Chris paused at the stricken look on Buck’s face. “You’re so deep in your own pain, you can’t see anything else. I can’t put you on the streets like that, but I can’t keep you here indefinitely without others noticing.”

“Let ‘em notice.”

“Buck, if Travis starts taking official notice you’re finished.”

“I’ll be all right. Just let me be, won’t ya at least do that for me? I’m dealing in my own way.”

“You aren’t dealing at all,” Chris said coldly. “I’m not gonna say I understand. I’m not gonna tell you I know what it’s like. But you hear this. You lost that boy. Dead or alive, he ain’t here and it just about rips you in two.” He took another step in and his voice softened, “And we don’t know where you are either, Buck.” He moved to look into his friend’s bleak eyes, tentatively resting one hand on his arm. “You ain’t here, that’s for damn sure. You’re off thinking about him, wishing and dreaming, until sooner or later you’re going to get one of us dead.”

“That’s rich coming from you, Larabee!” He shook off Chris’s touch and stood, turning away from him.

“If you push this I’m going to have no choice but to suspend you.”

“Then suspend me, dammit!” He reached to his waist and dragged the badge clipped to his belt off. “Here!”

“Buck, don’t be such a fucking drama queen.” He ignored the badge and drew a deep breath. “You need counseling. I’m going to insist. Whether you stay here or not.”

“You got no right!”

“I’ve got every right! I have five other men out there who need you too.” He hesitated, and added quietly, “God damn you, Buck, I need you, and it’s not just the job, okay? I need you. But you aren’t any use to anyone like you are now. I’ve been trying to cover for you, but it can’t go on. Listen, if Travis finds out, it’s going to be mandatory desk duty and counseling.
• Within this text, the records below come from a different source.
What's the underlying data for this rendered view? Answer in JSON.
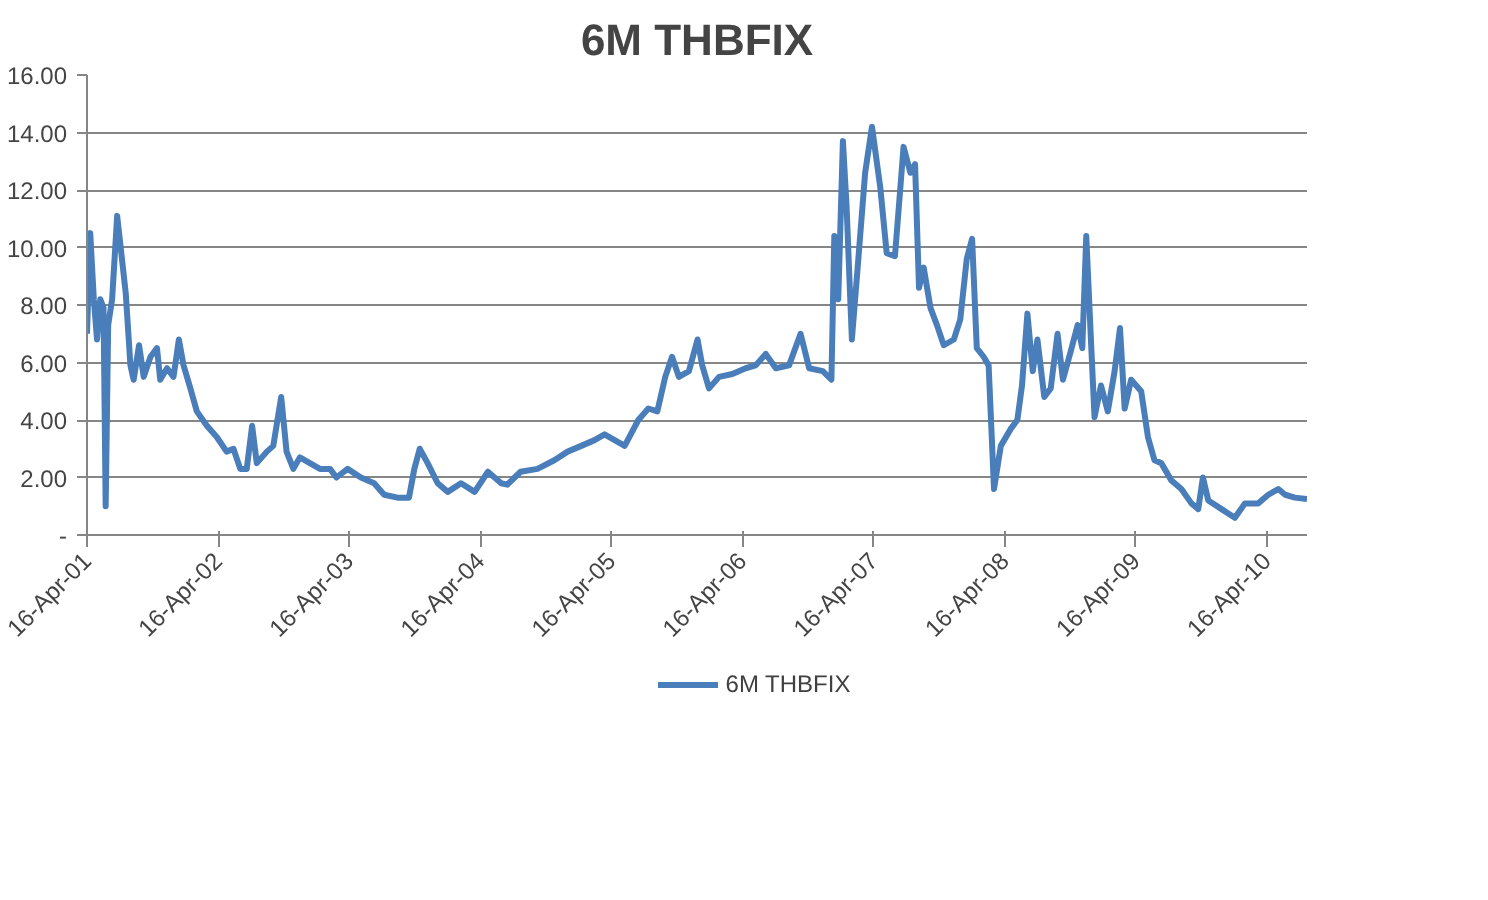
{
  "chart_data": {
    "type": "line",
    "title": "6M THBFIX",
    "legend": "bottom",
    "grid": "y",
    "marker": "none",
    "line_style": "solid",
    "xlim": [
      "2001-04-16",
      "2010-08-06"
    ],
    "ylim": [
      0,
      16
    ],
    "xticks": [
      {
        "value": "2001-04-16",
        "label": "16-Apr-01"
      },
      {
        "value": "2002-04-16",
        "label": "16-Apr-02"
      },
      {
        "value": "2003-04-16",
        "label": "16-Apr-03"
      },
      {
        "value": "2004-04-16",
        "label": "16-Apr-04"
      },
      {
        "value": "2005-04-16",
        "label": "16-Apr-05"
      },
      {
        "value": "2006-04-16",
        "label": "16-Apr-06"
      },
      {
        "value": "2007-04-16",
        "label": "16-Apr-07"
      },
      {
        "value": "2008-04-16",
        "label": "16-Apr-08"
      },
      {
        "value": "2009-04-16",
        "label": "16-Apr-09"
      },
      {
        "value": "2010-04-16",
        "label": "16-Apr-10"
      }
    ],
    "yticks": [
      {
        "value": 0,
        "label": "-"
      },
      {
        "value": 2,
        "label": "2.00"
      },
      {
        "value": 4,
        "label": "4.00"
      },
      {
        "value": 6,
        "label": "6.00"
      },
      {
        "value": 8,
        "label": "8.00"
      },
      {
        "value": 10,
        "label": "10.00"
      },
      {
        "value": 12,
        "label": "12.00"
      },
      {
        "value": 14,
        "label": "14.00"
      },
      {
        "value": 16,
        "label": "16.00"
      }
    ],
    "series": [
      {
        "name": "6M THBFIX",
        "color": "#4a7ebb",
        "x": [
          "2001-04-16",
          "2001-04-25",
          "2001-05-05",
          "2001-05-14",
          "2001-05-23",
          "2001-06-01",
          "2001-06-07",
          "2001-06-14",
          "2001-06-25",
          "2001-07-09",
          "2001-07-18",
          "2001-08-02",
          "2001-08-15",
          "2001-08-24",
          "2001-09-08",
          "2001-09-21",
          "2001-10-10",
          "2001-10-28",
          "2001-11-06",
          "2001-11-25",
          "2001-12-13",
          "2001-12-28",
          "2002-01-10",
          "2002-01-29",
          "2002-02-16",
          "2002-03-16",
          "2002-04-13",
          "2002-05-10",
          "2002-05-29",
          "2002-06-17",
          "2002-07-05",
          "2002-07-20",
          "2002-08-02",
          "2002-08-30",
          "2002-09-17",
          "2002-10-09",
          "2002-10-24",
          "2002-11-12",
          "2002-11-30",
          "2002-12-28",
          "2003-01-25",
          "2003-02-22",
          "2003-03-12",
          "2003-04-12",
          "2003-05-19",
          "2003-06-25",
          "2003-07-23",
          "2003-08-29",
          "2003-09-30",
          "2003-10-15",
          "2003-10-30",
          "2003-11-21",
          "2003-12-19",
          "2004-01-16",
          "2004-02-22",
          "2004-03-31",
          "2004-05-07",
          "2004-06-13",
          "2004-06-30",
          "2004-08-06",
          "2004-09-22",
          "2004-11-08",
          "2004-12-15",
          "2005-01-22",
          "2005-02-28",
          "2005-03-28",
          "2005-04-25",
          "2005-05-23",
          "2005-06-30",
          "2005-07-28",
          "2005-08-22",
          "2005-09-13",
          "2005-10-02",
          "2005-10-21",
          "2005-11-18",
          "2005-12-12",
          "2005-12-25",
          "2006-01-13",
          "2006-02-10",
          "2006-03-19",
          "2006-04-25",
          "2006-05-23",
          "2006-06-20",
          "2006-07-18",
          "2006-08-24",
          "2006-09-25",
          "2006-10-19",
          "2006-11-26",
          "2006-12-20",
          "2006-12-28",
          "2007-01-08",
          "2007-01-21",
          "2007-01-31",
          "2007-02-15",
          "2007-03-05",
          "2007-03-24",
          "2007-04-12",
          "2007-05-05",
          "2007-05-23",
          "2007-06-15",
          "2007-07-09",
          "2007-07-28",
          "2007-08-10",
          "2007-08-21",
          "2007-09-03",
          "2007-09-22",
          "2007-10-10",
          "2007-10-29",
          "2007-11-26",
          "2007-12-14",
          "2008-01-01",
          "2008-01-16",
          "2008-01-29",
          "2008-02-17",
          "2008-03-02",
          "2008-03-17",
          "2008-04-05",
          "2008-05-03",
          "2008-05-21",
          "2008-06-03",
          "2008-06-18",
          "2008-07-03",
          "2008-07-16",
          "2008-08-04",
          "2008-08-22",
          "2008-09-10",
          "2008-09-25",
          "2008-10-17",
          "2008-11-05",
          "2008-11-18",
          "2008-11-29",
          "2008-12-12",
          "2008-12-22",
          "2009-01-09",
          "2009-01-28",
          "2009-02-16",
          "2009-03-03",
          "2009-03-16",
          "2009-04-03",
          "2009-05-01",
          "2009-05-20",
          "2009-06-07",
          "2009-06-26",
          "2009-07-24",
          "2009-08-21",
          "2009-09-18",
          "2009-10-07",
          "2009-10-20",
          "2009-11-04",
          "2009-12-11",
          "2010-01-17",
          "2010-02-14",
          "2010-03-23",
          "2010-04-20",
          "2010-05-18",
          "2010-06-06",
          "2010-07-03",
          "2010-08-06"
        ],
        "values": [
          7.0,
          10.5,
          8.2,
          6.8,
          8.2,
          7.9,
          1.0,
          7.3,
          8.2,
          11.1,
          10.1,
          8.4,
          5.9,
          5.4,
          6.6,
          5.5,
          6.2,
          6.5,
          5.4,
          5.8,
          5.5,
          6.8,
          5.9,
          5.1,
          4.3,
          3.8,
          3.4,
          2.9,
          3.0,
          2.3,
          2.3,
          3.8,
          2.5,
          2.9,
          3.1,
          4.8,
          2.9,
          2.3,
          2.7,
          2.5,
          2.3,
          2.3,
          2.0,
          2.3,
          2.0,
          1.8,
          1.4,
          1.3,
          1.3,
          2.3,
          3.0,
          2.5,
          1.8,
          1.5,
          1.8,
          1.5,
          2.2,
          1.8,
          1.75,
          2.2,
          2.3,
          2.6,
          2.9,
          3.1,
          3.3,
          3.5,
          3.3,
          3.1,
          4.0,
          4.4,
          4.3,
          5.5,
          6.2,
          5.5,
          5.7,
          6.8,
          5.9,
          5.1,
          5.5,
          5.6,
          5.8,
          5.9,
          6.3,
          5.8,
          5.9,
          7.0,
          5.8,
          5.7,
          5.4,
          10.4,
          8.2,
          13.7,
          11.5,
          6.8,
          9.6,
          12.6,
          14.2,
          12.1,
          9.8,
          9.7,
          13.5,
          12.6,
          12.9,
          8.6,
          9.3,
          7.9,
          7.3,
          6.6,
          6.8,
          7.5,
          9.6,
          10.3,
          6.5,
          6.2,
          5.9,
          1.6,
          3.1,
          3.7,
          4.0,
          5.2,
          7.7,
          5.7,
          6.8,
          4.8,
          5.1,
          7.0,
          5.4,
          6.4,
          7.3,
          6.5,
          10.4,
          6.8,
          4.1,
          5.2,
          4.3,
          5.7,
          7.2,
          4.4,
          5.4,
          5.0,
          3.4,
          2.6,
          2.5,
          1.9,
          1.6,
          1.1,
          0.9,
          2.0,
          1.2,
          0.9,
          0.6,
          1.1,
          1.1,
          1.4,
          1.6,
          1.4,
          1.3,
          1.25
        ]
      }
    ]
  }
}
And he’s going to find out soon enough.”

A look of betrayal swept Buck’s face, followed by one of cynical comprehension. “Getting your own back, Larabee, telling some tales out of school?”

Chris swung at him. Buck staggered, one hand going to his jaw. He worked it slowly, his eyes warily fixed on Chris’s.

“Chris?” he said in disbelief, and Chris, for one awful moment had no idea what to do.

And then he remembered another fight. Another drunk, and a concerned friend. A punch thrown... and realised he knew exactly what came next.

“You damned fool,” he said roughly, and dragged Buck to the couch at the side of the room, and sat them both down, one arm securely around Buck’s shoulders. Buck dropped his face into his hands and he shook. “Let it go, Buck. Let him go.”

He wanted to turn away as the dam burst, knowing this only leeched a little of the poison. But Buck did this for him once. He owed him. And besides.

“It’s okay, Buck,” he lied quietly, rocking a little. “It’s gonna be okay.”

He hesitantly reached his free arm around Buck, until he had encircled him completely. Besides. Buck needed him.